As it is, analysts are upbeat on the renewable energy (RE) sector following the recent announcements by the Ministry of Energy Transition and Public Utilities (Metpu) The announcements included the extension of the Net Energy Metering (NEM) programme with an added quota of 400MW. There is also the start of the fifth bidding cycle of the large-scale solar (LSS) programme featuring quotas of 2GW, allowing bids of up to 500MW.
Additionally, there is a low-carbon energy-generation programme of 400MW to be implemented through the New Enhanced Dispatched Arrangement mechanism for non-solar energy.
Furthermore, a pilot project for a battery energy storage system, with a cumulative capacity of 400MWh, is set to be carried out by Tenaga Nasional Bhd (TNB).
The 2.4GW combined solar quota under the latest LSS and NEM programme translates into an estimated RM7.2 billion to RM8.4 billion worth of EPCC jobs, which we expect to be tendered out in the next 12 to 24 months, providing significant order book expansion opportunities.
This is on top of upcoming tenders for 800MW Corporate Green Power Programme power plants, which are expect to come within the first half of 2024 entailing RM2.4 billion worth of EPCC jobs.
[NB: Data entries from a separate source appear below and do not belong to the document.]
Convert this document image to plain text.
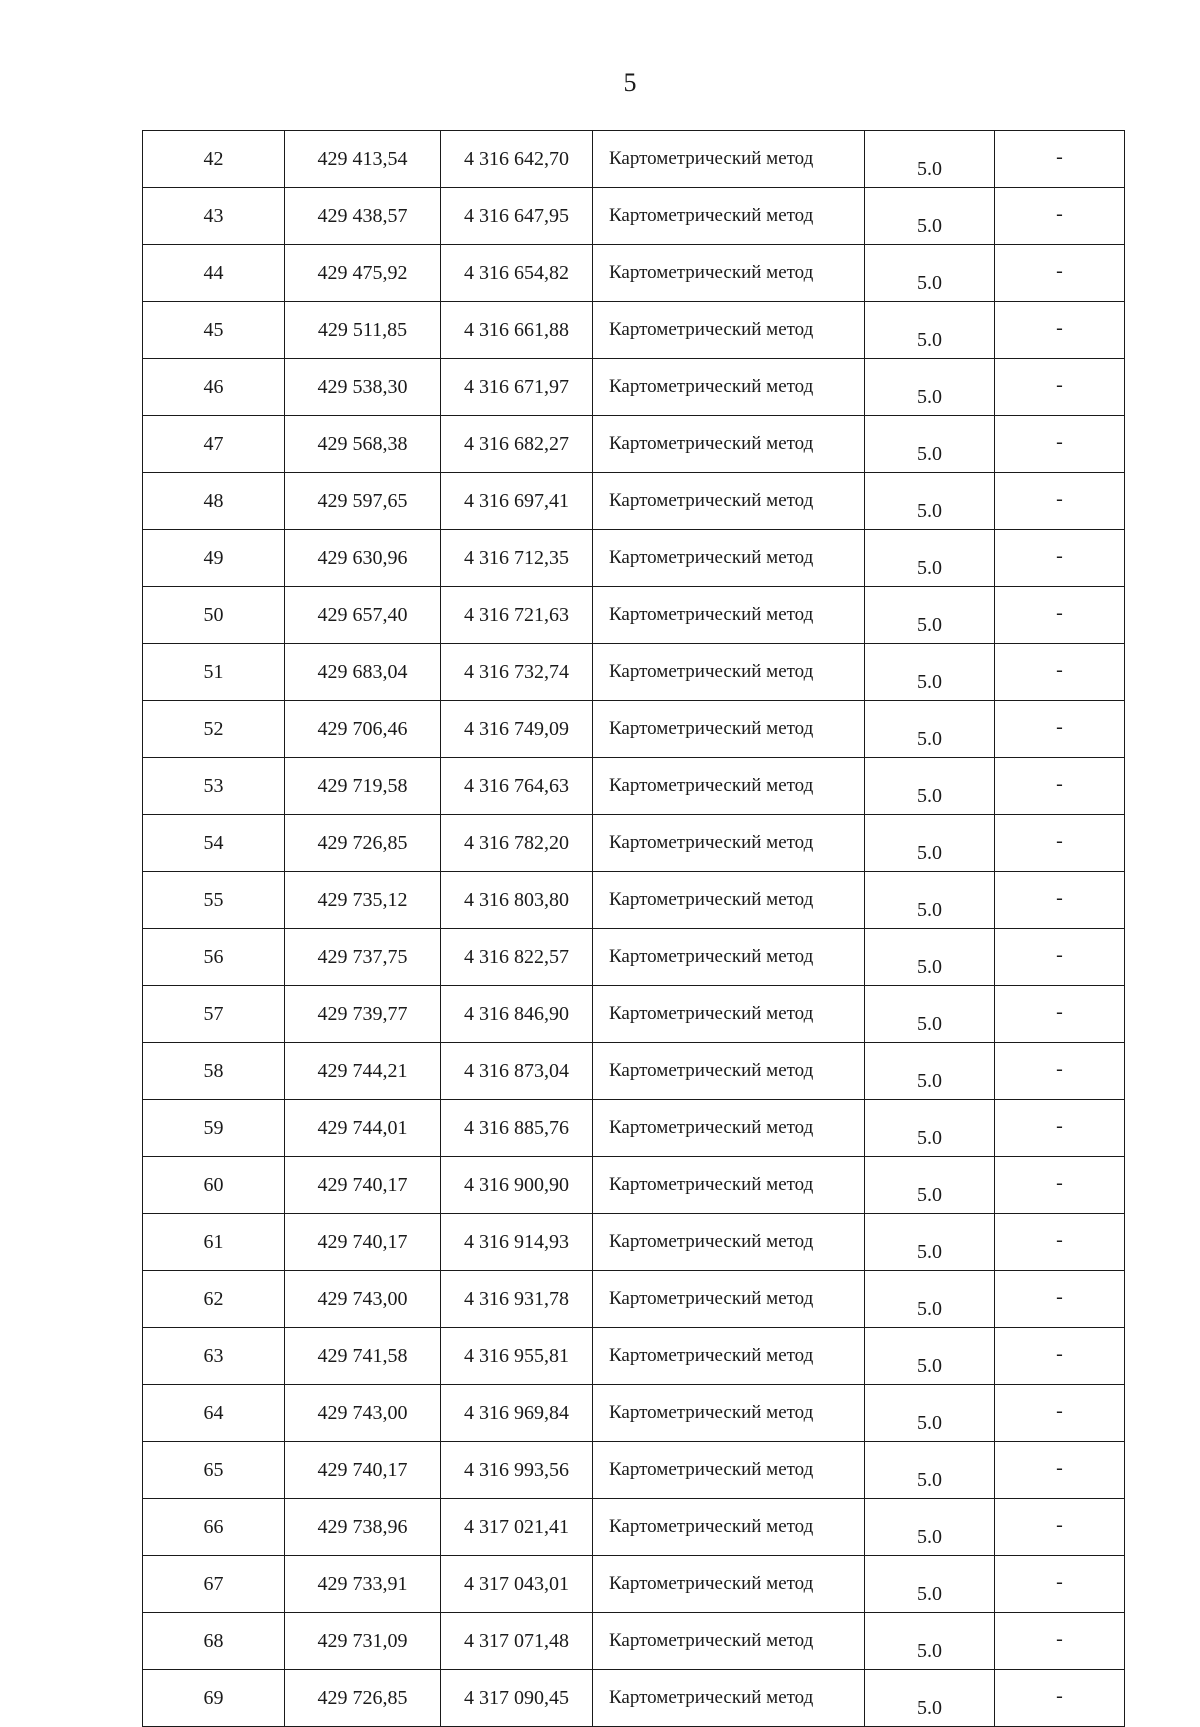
5
42	429 413,54	4 316 642,70	Картометрический метод	5.0	-
43	429 438,57	4 316 647,95	Картометрический метод	5.0	-
44	429 475,92	4 316 654,82	Картометрический метод	5.0	-
45	429 511,85	4 316 661,88	Картометрический метод	5.0	-
46	429 538,30	4 316 671,97	Картометрический метод	5.0	-
47	429 568,38	4 316 682,27	Картометрический метод	5.0	-
48	429 597,65	4 316 697,41	Картометрический метод	5.0	-
49	429 630,96	4 316 712,35	Картометрический метод	5.0	-
50	429 657,40	4 316 721,63	Картометрический метод	5.0	-
51	429 683,04	4 316 732,74	Картометрический метод	5.0	-
52	429 706,46	4 316 749,09	Картометрический метод	5.0	-
53	429 719,58	4 316 764,63	Картометрический метод	5.0	-
54	429 726,85	4 316 782,20	Картометрический метод	5.0	-
55	429 735,12	4 316 803,80	Картометрический метод	5.0	-
56	429 737,75	4 316 822,57	Картометрический метод	5.0	-
57	429 739,77	4 316 846,90	Картометрический метод	5.0	-
58	429 744,21	4 316 873,04	Картометрический метод	5.0	-
59	429 744,01	4 316 885,76	Картометрический метод	5.0	-
60	429 740,17	4 316 900,90	Картометрический метод	5.0	-
61	429 740,17	4 316 914,93	Картометрический метод	5.0	-
62	429 743,00	4 316 931,78	Картометрический метод	5.0	-
63	429 741,58	4 316 955,81	Картометрический метод	5.0	-
64	429 743,00	4 316 969,84	Картометрический метод	5.0	-
65	429 740,17	4 316 993,56	Картометрический метод	5.0	-
66	429 738,96	4 317 021,41	Картометрический метод	5.0	-
67	429 733,91	4 317 043,01	Картометрический метод	5.0	-
68	429 731,09	4 317 071,48	Картометрический метод	5.0	-
69	429 726,85	4 317 090,45	Картометрический метод	5.0	-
There will also be the first 500MW of UEM Group Bhd-Itramas Corp Sdn Bhd’s 1GW hybrid solar National Energy Transition Roadmap flagship project in Johor worth potentially RM1.5 billion of EPCC jobs.
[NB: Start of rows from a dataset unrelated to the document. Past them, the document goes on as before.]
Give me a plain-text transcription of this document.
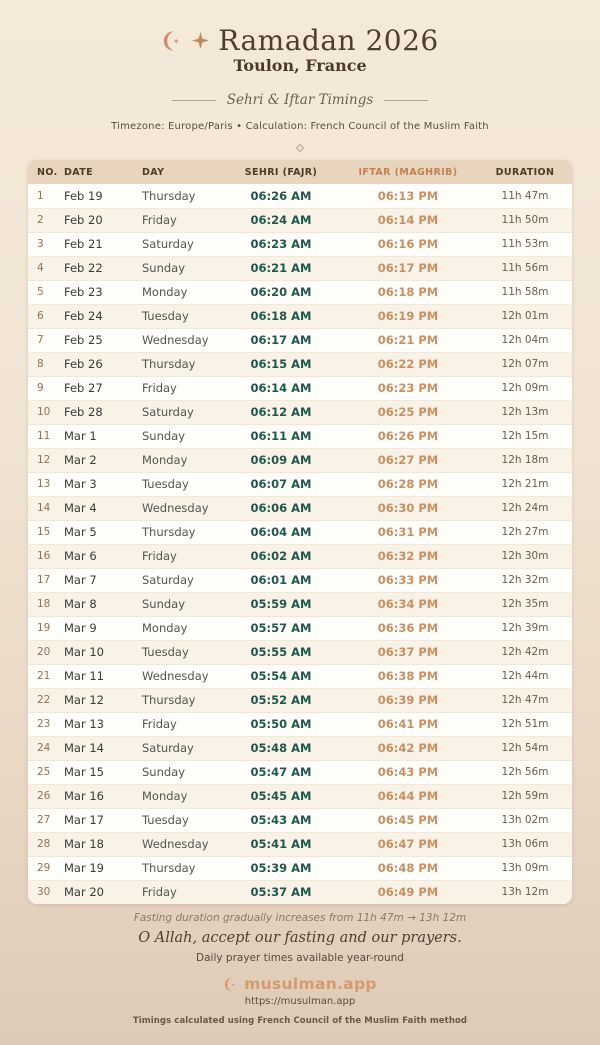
Ramadan 2026
Toulon, France
Sehri & Iftar Timings
Timezone: Europe/Paris • Calculation: French Council of the Muslim Faith
NO.	DATE	DAY	SEHRI (FAJR)	IFTAR (MAGHRIB)	DURATION
1	Feb 19	Thursday	06:26 AM	06:13 PM	11h 47m
2	Feb 20	Friday	06:24 AM	06:14 PM	11h 50m
3	Feb 21	Saturday	06:23 AM	06:16 PM	11h 53m
4	Feb 22	Sunday	06:21 AM	06:17 PM	11h 56m
5	Feb 23	Monday	06:20 AM	06:18 PM	11h 58m
6	Feb 24	Tuesday	06:18 AM	06:19 PM	12h 01m
7	Feb 25	Wednesday	06:17 AM	06:21 PM	12h 04m
8	Feb 26	Thursday	06:15 AM	06:22 PM	12h 07m
9	Feb 27	Friday	06:14 AM	06:23 PM	12h 09m
10	Feb 28	Saturday	06:12 AM	06:25 PM	12h 13m
11	Mar 1	Sunday	06:11 AM	06:26 PM	12h 15m
12	Mar 2	Monday	06:09 AM	06:27 PM	12h 18m
13	Mar 3	Tuesday	06:07 AM	06:28 PM	12h 21m
14	Mar 4	Wednesday	06:06 AM	06:30 PM	12h 24m
15	Mar 5	Thursday	06:04 AM	06:31 PM	12h 27m
16	Mar 6	Friday	06:02 AM	06:32 PM	12h 30m
17	Mar 7	Saturday	06:01 AM	06:33 PM	12h 32m
18	Mar 8	Sunday	05:59 AM	06:34 PM	12h 35m
19	Mar 9	Monday	05:57 AM	06:36 PM	12h 39m
20	Mar 10	Tuesday	05:55 AM	06:37 PM	12h 42m
21	Mar 11	Wednesday	05:54 AM	06:38 PM	12h 44m
22	Mar 12	Thursday	05:52 AM	06:39 PM	12h 47m
23	Mar 13	Friday	05:50 AM	06:41 PM	12h 51m
24	Mar 14	Saturday	05:48 AM	06:42 PM	12h 54m
25	Mar 15	Sunday	05:47 AM	06:43 PM	12h 56m
26	Mar 16	Monday	05:45 AM	06:44 PM	12h 59m
27	Mar 17	Tuesday	05:43 AM	06:45 PM	13h 02m
28	Mar 18	Wednesday	05:41 AM	06:47 PM	13h 06m
29	Mar 19	Thursday	05:39 AM	06:48 PM	13h 09m
30	Mar 20	Friday	05:37 AM	06:49 PM	13h 12m
Fasting duration gradually increases from 11h 47m → 13h 12m
O Allah, accept our fasting and our prayers.
Daily prayer times available year-round
musulman.app
https://musulman.app
Timings calculated using French Council of the Muslim Faith method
LSS programmes had seen a lull since its fourth awards in 2021, amid project hiccups due to sharp jump in solar panel prices which affected execution of projects won by some bidders who bid at too low tariffs at the time.
While Sunview is expected to reap some of the potential projects in the renewable energy sector, investors are cautious over its latest financial results.
For the second quarter ended Sept 30, 2023, it posted a lower net profit of RM1.4 million versus RM3.2 miil a year ago.
This is despite posting a huge jump in revenue to RM204.3 million in 2QFY24 versus RM78.9 million a year ago.
Sunview was one of the many EPCC players which saw lower gross profit margin due to competitive Power Purchase Agreement tariff offered to its LSS4 clients.
According to consensus estimates, Sunview is forecasted to show net profit of RM14.1 million in FY24 before increasing to RM21.1 million in FY25.
It does appear that investors are willing to take a bet on Sunview given its brighter outlook as it is operating in a booming sector.